NEW YORK (AP) — A New York man was indicted Wednesday on charges of leaving the scene of a hit-and-run that killed a rabbinical student, his pregnant wife and their baby, who was delivered prematurely by cesarean section after the crash.
The Brooklyn grand jury indicted Julio Acevedo on the top charge brought by prosecutors and was held without bail. The Brooklyn District Attorney's office said the investigation is continuing and Acevedo may be indicted on more charges.
Acevedo should not have been behind the wheel — his license should have been taken during an arraignment on a charge of driving under the influence of alcohol Feb. 18, court officials said Wednesday. The judge at the time released Acevedo without bail and with his license. But because his blood alcohol was over the legal limit of .08, the license should have been suspended.
The 44-year-old was arrested in Bethlehem, Pa., a week ago by police after a friend brokered his surrender. Acevedo was speeding down a Brooklyn street at 60 mph early on March 3 and crashed into a hired car carrying Nachman and Raizy Glauber, both 21, who were on their way to a hospital, police said.
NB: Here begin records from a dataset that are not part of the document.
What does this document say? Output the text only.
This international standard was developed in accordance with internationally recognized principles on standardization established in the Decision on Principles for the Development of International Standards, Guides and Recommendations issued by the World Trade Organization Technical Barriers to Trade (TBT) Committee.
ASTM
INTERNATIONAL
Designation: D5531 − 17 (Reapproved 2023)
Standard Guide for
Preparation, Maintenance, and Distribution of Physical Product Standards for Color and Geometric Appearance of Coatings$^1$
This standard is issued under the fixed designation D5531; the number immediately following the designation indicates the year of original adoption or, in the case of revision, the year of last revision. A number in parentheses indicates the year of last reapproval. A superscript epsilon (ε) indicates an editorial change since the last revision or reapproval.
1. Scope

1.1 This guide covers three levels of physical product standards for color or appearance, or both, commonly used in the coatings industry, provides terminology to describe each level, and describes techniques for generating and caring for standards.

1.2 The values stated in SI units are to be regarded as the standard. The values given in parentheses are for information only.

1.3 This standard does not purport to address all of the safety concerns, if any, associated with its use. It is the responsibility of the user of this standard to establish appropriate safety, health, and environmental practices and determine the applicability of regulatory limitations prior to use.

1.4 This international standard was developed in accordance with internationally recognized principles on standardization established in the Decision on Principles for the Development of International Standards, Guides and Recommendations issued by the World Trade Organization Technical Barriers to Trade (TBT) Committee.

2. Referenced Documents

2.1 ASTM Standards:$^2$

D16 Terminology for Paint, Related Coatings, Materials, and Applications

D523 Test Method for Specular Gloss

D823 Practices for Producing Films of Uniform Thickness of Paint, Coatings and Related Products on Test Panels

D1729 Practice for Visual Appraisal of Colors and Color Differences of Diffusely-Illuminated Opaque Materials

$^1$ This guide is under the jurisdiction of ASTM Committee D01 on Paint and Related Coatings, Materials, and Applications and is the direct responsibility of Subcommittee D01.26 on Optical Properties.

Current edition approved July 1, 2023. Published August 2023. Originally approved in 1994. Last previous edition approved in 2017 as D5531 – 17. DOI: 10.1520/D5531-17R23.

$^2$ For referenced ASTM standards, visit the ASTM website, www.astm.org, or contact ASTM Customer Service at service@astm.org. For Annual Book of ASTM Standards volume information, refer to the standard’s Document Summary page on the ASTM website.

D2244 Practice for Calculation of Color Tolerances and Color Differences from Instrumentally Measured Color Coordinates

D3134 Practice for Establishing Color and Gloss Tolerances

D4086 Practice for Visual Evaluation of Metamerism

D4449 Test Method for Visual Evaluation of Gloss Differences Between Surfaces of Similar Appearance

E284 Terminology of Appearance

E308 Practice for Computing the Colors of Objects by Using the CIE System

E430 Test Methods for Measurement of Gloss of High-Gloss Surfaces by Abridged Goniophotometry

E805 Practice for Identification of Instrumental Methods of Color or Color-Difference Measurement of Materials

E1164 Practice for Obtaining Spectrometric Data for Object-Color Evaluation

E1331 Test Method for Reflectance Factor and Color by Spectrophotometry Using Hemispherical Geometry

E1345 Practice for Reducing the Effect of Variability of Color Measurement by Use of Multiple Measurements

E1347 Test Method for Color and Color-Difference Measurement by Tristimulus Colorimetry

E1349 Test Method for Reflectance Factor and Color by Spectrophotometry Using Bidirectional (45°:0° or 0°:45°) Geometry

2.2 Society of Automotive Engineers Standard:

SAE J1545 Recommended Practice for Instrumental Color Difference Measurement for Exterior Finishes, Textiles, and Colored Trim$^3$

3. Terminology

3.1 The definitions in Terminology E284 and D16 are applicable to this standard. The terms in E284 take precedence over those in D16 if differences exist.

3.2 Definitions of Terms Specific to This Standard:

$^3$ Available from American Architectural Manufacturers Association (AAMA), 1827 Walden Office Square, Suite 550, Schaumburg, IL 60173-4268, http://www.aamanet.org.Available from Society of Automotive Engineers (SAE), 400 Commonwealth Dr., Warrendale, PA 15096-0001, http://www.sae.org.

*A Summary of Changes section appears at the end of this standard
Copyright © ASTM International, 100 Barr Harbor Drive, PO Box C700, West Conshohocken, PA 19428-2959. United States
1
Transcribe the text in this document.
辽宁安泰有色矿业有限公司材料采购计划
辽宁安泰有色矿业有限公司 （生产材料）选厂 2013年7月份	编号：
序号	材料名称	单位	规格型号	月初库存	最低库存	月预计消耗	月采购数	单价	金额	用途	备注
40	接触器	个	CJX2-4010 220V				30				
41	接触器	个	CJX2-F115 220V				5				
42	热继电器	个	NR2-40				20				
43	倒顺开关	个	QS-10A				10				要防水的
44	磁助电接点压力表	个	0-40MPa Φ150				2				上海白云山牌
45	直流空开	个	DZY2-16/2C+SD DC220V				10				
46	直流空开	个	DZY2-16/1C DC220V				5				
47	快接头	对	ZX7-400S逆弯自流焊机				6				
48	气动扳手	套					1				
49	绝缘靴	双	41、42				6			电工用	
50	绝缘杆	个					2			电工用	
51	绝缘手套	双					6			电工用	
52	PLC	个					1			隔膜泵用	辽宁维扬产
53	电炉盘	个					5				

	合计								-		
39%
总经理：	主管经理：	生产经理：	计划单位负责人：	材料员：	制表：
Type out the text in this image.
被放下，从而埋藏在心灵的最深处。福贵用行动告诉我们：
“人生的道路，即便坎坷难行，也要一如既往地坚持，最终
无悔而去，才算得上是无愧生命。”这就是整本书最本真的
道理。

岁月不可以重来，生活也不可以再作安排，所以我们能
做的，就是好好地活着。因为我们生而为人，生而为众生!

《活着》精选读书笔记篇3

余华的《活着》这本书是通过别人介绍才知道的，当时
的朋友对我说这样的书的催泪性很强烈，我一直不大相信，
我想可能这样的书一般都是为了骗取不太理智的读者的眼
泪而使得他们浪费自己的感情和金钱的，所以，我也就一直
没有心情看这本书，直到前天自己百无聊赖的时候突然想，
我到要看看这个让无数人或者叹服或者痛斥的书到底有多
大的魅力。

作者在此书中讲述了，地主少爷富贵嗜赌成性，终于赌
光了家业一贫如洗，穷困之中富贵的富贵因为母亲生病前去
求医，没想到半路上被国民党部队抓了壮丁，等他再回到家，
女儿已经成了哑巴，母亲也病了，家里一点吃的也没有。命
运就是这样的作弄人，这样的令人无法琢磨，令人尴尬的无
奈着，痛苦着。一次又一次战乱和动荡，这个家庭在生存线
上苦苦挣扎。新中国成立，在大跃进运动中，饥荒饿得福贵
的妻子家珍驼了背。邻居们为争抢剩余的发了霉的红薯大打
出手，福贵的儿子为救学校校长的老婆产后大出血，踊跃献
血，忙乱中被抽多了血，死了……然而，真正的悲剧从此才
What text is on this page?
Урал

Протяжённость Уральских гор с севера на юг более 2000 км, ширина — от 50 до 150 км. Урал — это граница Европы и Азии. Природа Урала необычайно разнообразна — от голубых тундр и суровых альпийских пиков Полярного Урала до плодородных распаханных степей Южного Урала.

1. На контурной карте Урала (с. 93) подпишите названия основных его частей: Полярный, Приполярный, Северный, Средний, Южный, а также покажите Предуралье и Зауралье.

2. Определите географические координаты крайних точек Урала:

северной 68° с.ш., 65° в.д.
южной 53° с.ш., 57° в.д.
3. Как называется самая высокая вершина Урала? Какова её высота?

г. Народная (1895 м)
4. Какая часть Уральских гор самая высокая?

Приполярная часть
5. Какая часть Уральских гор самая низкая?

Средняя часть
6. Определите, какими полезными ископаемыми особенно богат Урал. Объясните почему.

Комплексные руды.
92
The car that had been carrying them had a stop sign, but it's unclear whether the driver stopped. The driver was knocked unconscious and police said he has no memory of the crash. Acevedo fled on foot, police said.
The Glaubers died that day. Their son weighed only about 4 pounds when he was delivered, neighbors and friends said. He died the next day.
Defense attorney Kathleen Julian said he feels terrible about what happened, but the incident was an accident. She had no further comment Wednesday on the case.
Acevedo said he was fleeing a gunman who was trying to shoot at him when his borrowed BMW slammed into the Glaubers' hired car. He said that he fled because he was worried he would be killed. But police said there were no reports of shots fired in the area at the time of the wreck.
The couple belonged to a close-knit ultra-Orthodox Jewish community in Brooklyn, which is home to the largest community of ultra-Orthodox Jews outside Israel, more than 250,000. They were members of the Satmar Hasidic sect.